Ox laughs and pushes Conall out of the way before dragging Elias to his feet. Elias’s body is crooked as he tries to curl around the spot where he was kicked, cradling his injured hand to his chest.

When Ox speaks his voice is deadly calm and serious. “Catcher doesn’t control the Sanctuary, I do. We need only one of you to keep him coming back to us—you should remember that next time you want to forget the rules.”

Wind swirls around us, flinging snow in my eyes and chapping my fingers that are already numb from gripping the rope ladder so tightly. Long-dead fingernails scrape along the bottom of my leg, trying to pull me down, and I lash out, kicking them away, but they stumble back to continue groping for me.

Elias pants, his arm pressed into his side and his face pale with pain. “Don’t do this, Ox,” he pleads.

My breath catches in my throat at the agony in Elias’s expression. I glance down at the Unconsecrated huddled beneath me. There are only a handful, more slowly making their way down the shore toward us.

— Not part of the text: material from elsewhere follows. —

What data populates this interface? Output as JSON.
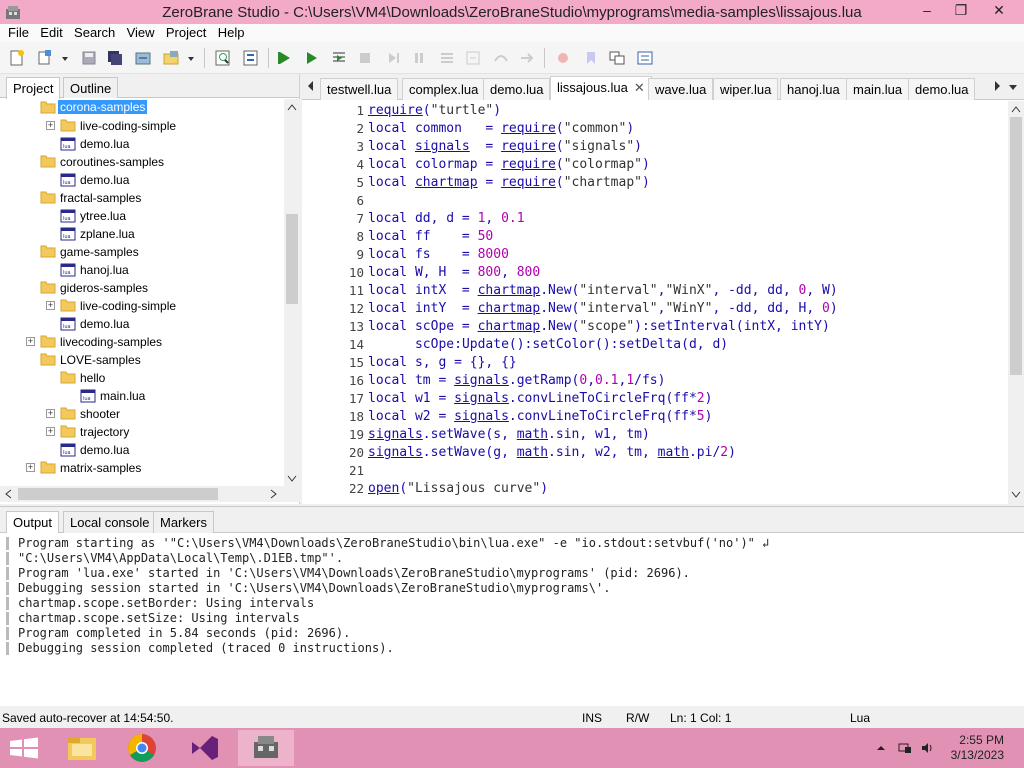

If I jump I might be able to get clear of them, but it would be a stupid and risky move. If I twist my ankle or break my leg I’ll be useless, unable to get away fast enough. I press my head against my arms, trying to figure out what to do next.

There’s a commotion on the platform above me, and as I look up I see my sister elbowing a Recruiter in the gut and pulling the crossbow from him. Before anyone can react she grabs a sling of bolts and skids to her knees just above me.

Closing one eye, she aims at the nearest Unconsecrated clawing at my feet. “I’m not the best shot, so you might want to keep still,” she says, and I cringe as she exhales. There’s a
sharp twang of string and the thunk of an arrowhead penetrating the plague rat’s skull, his body crumpling limply to the ground.

She’s aiming for the next one when Ox roars up behind her. “You want to join your sister? Fine!” he shouts, jamming his foot into her back just as she pulls the trigger. The bolt goes wide, burying itself in the shallow frozen water along the shore.

My sister teeters on the edge of the platform and I grab her just as she falls, pulling her against me with one arm, gripping the ladder tight with the other. Her feet kick at the empty air, the Unconsecrated below us an utter frenzy.

“No!” Elias screams, jolting toward us. Conall grabs one of his arms and another Recruiter the other. With a jerk of his foot Conall kicks at the back of Elias’s knees, forcing him down onto the platform. His face falls a few inches from mine.

His eyes strain with terror and panic. “It’ll be okay,” I tell him, trying to sound more sure of myself than I am. “We’ll take care of each other. I know how to survive.”